Einstein planteó algo similar, cuando le preguntó a su amigo, el también científico Niels Bohr, si él realmente creía que “la luna no existe si nadie la está mirando”.

Bien, pues hay una aparente respuesta, ya que la revista Scientific American corroboró el aspecto técnico de esta cuestión un año más tarde cuando hicieron la pregunta ligeramente reformulada en el apartado de cartas del lector, dejando fuera el lado filosófico. «Si un árbol fuera a caer en una isla deshabitada, ¿haría algún sonido?» a la que dieron una respuesta técnica, a saber:

«El sonido es vibración, transmitida a nuestros sentidos a través del mecanismo del oído, y reconocido como sonido sólo en los centros de nuestros nervios. El caer del árbol o cualquier otro disturbio producirá una vibración en el aire. Si allí no hay un oído para oírlo, no habrá ningún sonido”**.

O sea: Si no hay nadie para oírlo, el sonido, físicamente, no existe.

La cuestión, sin duda, da qué pensar…

¿La realidad existe o solo “toma forma” cuando interactuamos con ella?

¿Algo es rojo solo cuando lo miramos?

Grandes preguntas filosóficas que requieren de muchas horas de reflexión.

Pues todo esto me ha llevado a trasladar la pregunta al terreno de la energía: si se produce un ahorro, pero no hay nadie que lo compruebe, ¿se ha producido realmente un ahorro? O dicho de otro modo, si no medimos, ¿el ahorro existe?

Sinceramente, ahora mismo no sé qué responder. Quizá, al acabar el artículo, tenga las ideas más claras. Sigamos, a ver a dónde nos lleva todo esto.

El problema de la medición es uno de los grandes quebraderos de cabeza de la ciencia, desde que el ser humano se dio cuenta de que la propia medición influye en la variable medida. Cosa que, por cierto, toma especial relevancia en la mecánica cuántica, cristalizando en el archiconocido Principio de Indeterminación o Incertidumbre, de Heisenberg : al observar una partícula emitimos fotones (necesitamos luz para observarla) cargados energéticamente, que impactan con la partícula observada, modificando su posición/ velocidad. Esto hace que no podamos conocer más que una de las dos variables: en un instante dado, o conocemos su posición, o conocemos su velocidad. Pero nunca las dos a al mismo tiempo.
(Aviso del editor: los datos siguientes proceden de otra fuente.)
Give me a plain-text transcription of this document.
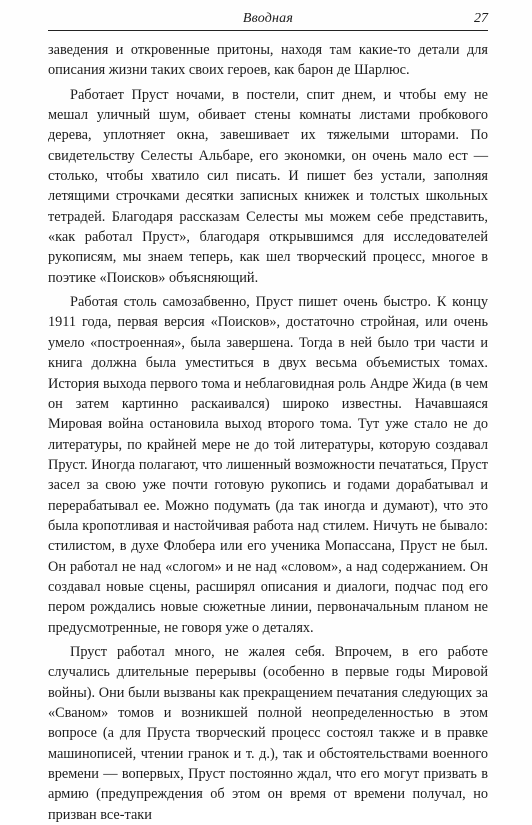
Вводная	27

заведения и откровенные притоны, находя там какие-то детали для описания жизни таких своих героев, как барон де Шарлюс.

Работает Пруст ночами, в постели, спит днем, и чтобы ему не мешал уличный шум, обивает стены комнаты листами пробкового дерева, уплотняет окна, завешивает их тяжелыми шторами. По свидетельству Селесты Альбаре, его экономки, он очень мало ест — столько, чтобы хватило сил писать. И пишет без устали, заполняя летящими строчками десятки записных книжек и толстых школьных тетрадей. Благодаря рассказам Селесты мы можем себе представить, «как работал Пруст», благодаря открывшимся для исследователей рукописям, мы знаем теперь, как шел творческий процесс, многое в поэтике «Поисков» объясняющий.

Работая столь самозабвенно, Пруст пишет очень быстро. К концу 1911 года, первая версия «Поисков», достаточно стройная, или очень умело «построенная», была завершена. Тогда в ней было три части и книга должна была уместиться в двух весьма объемистых томах. История выхода первого тома и неблаговидная роль Андре Жида (в чем он затем картинно раскаивался) широко известны. Начавшаяся Мировая война остановила выход второго тома. Тут уже стало не до литературы, по крайней мере не до той литературы, которую создавал Пруст. Иногда полагают, что лишенный возможности печататься, Пруст засел за свою уже почти готовую рукопись и годами дорабатывал и перерабатывал ее. Можно подумать (да так иногда и думают), что это была кропотливая и настойчивая работа над стилем. Ничуть не бывало: стилистом, в духе Флобера или его ученика Мопассана, Пруст не был. Он работал не над «слогом» и не над «словом», а над содержанием. Он создавал новые сцены, расширял описания и диалоги, подчас под его пером рождались новые сюжетные линии, первоначальным планом не предусмотренные, не говоря уже о деталях.

Пруст работал много, не жалея себя. Впрочем, в его работе случались длительные перерывы (особенно в первые годы Мировой войны). Они были вызваны как прекращением печатания следующих за «Сваном» томов и возникшей полной неопределенностью в этом вопросе (а для Пруста творческий процесс состоял также и в правке машинописей, чтении гранок и т. д.), так и обстоятельствами военного времени — вопервых, Пруст постоянно ждал, что его могут призвать в армию (предупреждения об этом он время от времени получал, но призван все-таки
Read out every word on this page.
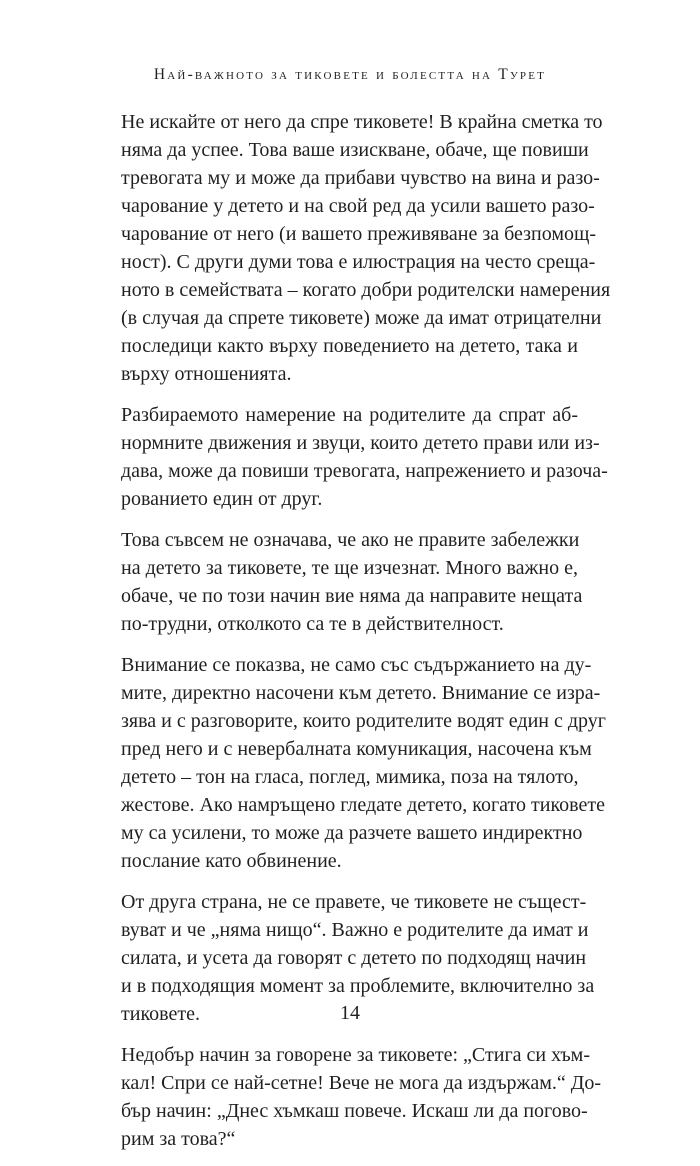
Най-важното за тиковете и болестта на Турет
Не искайте от него да спре тиковете! В крайна сметка то
няма да успее. Това ваше изискване, обаче, ще повиши
тревогата му и може да прибави чувство на вина и разо-
чарование у детето и на свой ред да усили вашето разо-
чарование от него (и вашето преживяване за безпомощ-
ност). С други думи това е илюстрация на често среща-
ното в семействата – когато добри родителски намерения
(в случая да спрете тиковете) може да имат отрицателни
последици както върху поведението на детето, така и
върху отношенията.
Разбираемото намерение на родителите да спрат аб-
нормните движения и звуци, които детето прави или из-
дава, може да повиши тревогата, напрежението и разоча-
рованието един от друг.
Това съвсем не означава, че ако не правите забележки
на детето за тиковете, те ще изчезнат. Много важно е,
обаче, че по този начин вие няма да направите нещата
по-трудни, отколкото са те в действителност.
Внимание се показва, не само със съдържанието на ду-
мите, директно насочени към детето. Внимание се изра-
зява и с разговорите, които родителите водят един с друг
пред него и с невербалната комуникация, насочена към
детето – тон на гласа, поглед, мимика, поза на тялото,
жестове. Ако намръщено гледате детето, когато тиковете
му са усилени, то може да разчете вашето индиректно
послание като обвинение.
От друга страна, не се правете, че тиковете не същест-
вуват и че „няма нищо“. Важно е родителите да имат и
силата, и усета да говорят с детето по подходящ начин
и в подходящия момент за проблемите, включително за
тиковете.
Недобър начин за говорене за тиковете: „Стига си хъм-
кал! Спри се най-сетне! Вече не мога да издържам.“ До-
бър начин: „Днес хъмкаш повече. Искаш ли да погово-
рим за това?“
14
TONELERÍA MURÚA: UN EJEMPLO DE SOSTENIBILIDAD

¿Por qué te cuento todo esto? Te preguntarás. Pues porque ayer mismo, en una reunión de seguimiento, surgió justo esta misma situación, y eso me hizo pensar en todo esto y me dio una idea genial para un artículo. Este artículo. Pero antes de seguir contándote la historia, es necesario que te ponga en antecedentes.

En 1898, D. Justo Murúa funda una de las primeras industrias toneleras de Europa. Tonelería Mecánica Riojana (Tonelería Murúa) es la culminación de un sueño forjado en el conocimiento adquirido con el maestro tonelero francés Jean Pineau, y su experiencia de tonelero en bodegas Marqués de Riscal.

En 1920 la tonelería ubicada en Logroño, incorpora maquinaria moderna dejando atrás una manera de fabricar artesana. Este gran paso convierte a Don Justo en un visionario en la forma de entender este negocio y el reconocimiento de todo el sector vitivinícola.

123 años después, la empresa se ha trasladado a un nuevo emplazamiento (el Polígono Lentiscares de Navarrete) donde combina la tradición heredada de Don Justo y su saber hacer con la última tecnología.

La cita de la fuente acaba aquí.